The researchers used a method of machine learning to separate the innocent AIS disabling from the nefarious. For instance, behavior that could have looked like statistical noise appeared to the researchers' computer program as "loitering," when boats with disabled transponders were motionless long enough to offload their catch to giant floating refrigerators called reefers.

This is not always illegal, but it can be a way for boats with illegal catch to get rid of the evidence. "It's a way to launder illegally caught seafood into the supply chain," Welch told me. That makes it harder to know whether the fish at the grocery store was caught legally or not. The analysis could help coast guards pinpoint where and when illegal transshipment is likely to take place.

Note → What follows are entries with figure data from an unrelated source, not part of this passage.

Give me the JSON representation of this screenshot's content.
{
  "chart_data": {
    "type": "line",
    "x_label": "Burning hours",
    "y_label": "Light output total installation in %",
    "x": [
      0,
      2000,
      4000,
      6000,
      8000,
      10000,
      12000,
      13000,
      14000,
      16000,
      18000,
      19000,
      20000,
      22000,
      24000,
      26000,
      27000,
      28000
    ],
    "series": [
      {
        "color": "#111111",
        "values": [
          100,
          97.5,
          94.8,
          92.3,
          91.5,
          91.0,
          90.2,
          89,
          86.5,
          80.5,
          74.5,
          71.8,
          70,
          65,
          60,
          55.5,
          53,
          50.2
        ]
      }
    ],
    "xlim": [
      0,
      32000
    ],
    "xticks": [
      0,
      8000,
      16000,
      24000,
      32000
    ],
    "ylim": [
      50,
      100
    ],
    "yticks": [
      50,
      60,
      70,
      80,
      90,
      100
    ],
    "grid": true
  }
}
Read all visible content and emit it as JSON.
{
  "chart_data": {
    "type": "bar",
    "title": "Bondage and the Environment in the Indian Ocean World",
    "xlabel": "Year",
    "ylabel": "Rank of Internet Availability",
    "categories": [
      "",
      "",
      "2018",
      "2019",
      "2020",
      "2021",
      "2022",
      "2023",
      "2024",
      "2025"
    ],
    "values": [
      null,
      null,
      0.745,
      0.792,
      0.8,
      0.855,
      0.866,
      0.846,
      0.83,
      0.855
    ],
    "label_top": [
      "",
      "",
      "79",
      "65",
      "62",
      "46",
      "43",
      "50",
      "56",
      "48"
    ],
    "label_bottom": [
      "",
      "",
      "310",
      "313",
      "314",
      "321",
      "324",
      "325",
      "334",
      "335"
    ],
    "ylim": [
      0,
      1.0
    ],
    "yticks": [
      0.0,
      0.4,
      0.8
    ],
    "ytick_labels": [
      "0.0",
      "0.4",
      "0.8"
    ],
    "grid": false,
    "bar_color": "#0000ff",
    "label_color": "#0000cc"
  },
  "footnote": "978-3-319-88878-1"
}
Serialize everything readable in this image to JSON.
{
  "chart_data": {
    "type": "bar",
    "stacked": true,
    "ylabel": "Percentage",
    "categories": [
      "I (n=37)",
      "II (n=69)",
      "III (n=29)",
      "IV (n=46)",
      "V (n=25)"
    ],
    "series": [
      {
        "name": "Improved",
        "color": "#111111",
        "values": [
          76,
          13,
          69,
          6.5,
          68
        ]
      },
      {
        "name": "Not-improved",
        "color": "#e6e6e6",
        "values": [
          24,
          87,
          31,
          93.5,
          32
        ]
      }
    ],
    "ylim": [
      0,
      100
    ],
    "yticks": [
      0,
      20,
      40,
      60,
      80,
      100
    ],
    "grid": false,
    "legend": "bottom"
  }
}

Some in the fishing industry say that the rise of farmed seafood will reduce the opportunities for illegal fishing. The share of seafood from aquaculture grew from 6 percent in 1960 to 58 percent today, according to figures from the U.N. Food and Agriculture Organization.

That share is likely to keep rising, said Gavin Gibbons, vice president of communications at the National Fisheries Institute, an industry lobby. "There's only going to be more farmed going forward. Period. End of story," Gibbons told me. "Farming will have to increase in order to feed a growing planet."

Yet aquaculture has only kept pace with the growth in seafood consumption and has not replaced wild caught seafood. Since the 1990s, wild seafood catch has stayed steady at about 100 million tons per year.

In short, fish farming has not lowered the pressure on wild marine life. Even if aquaculture continues to grow, there will always be demand for wild caught fish, which many people prefer to the farmed variety.

If aquaculture is not the solution to overfishing on the high seas, perhaps technology is. Global Fishing Watch and allies like Oceana, which co-founded the project in 2015, have pushed to require AIS on more commercial fishing boats. Global Fishing Watch's next goal is to learn to detect fishing boats directly from satellite imagery, which would reveal far more activity than AIS signals alone.

"What gets monitored gets managed," Clavelle told me. "So if you can't see what's happening on the ocean, how do you expect to manage it properly?"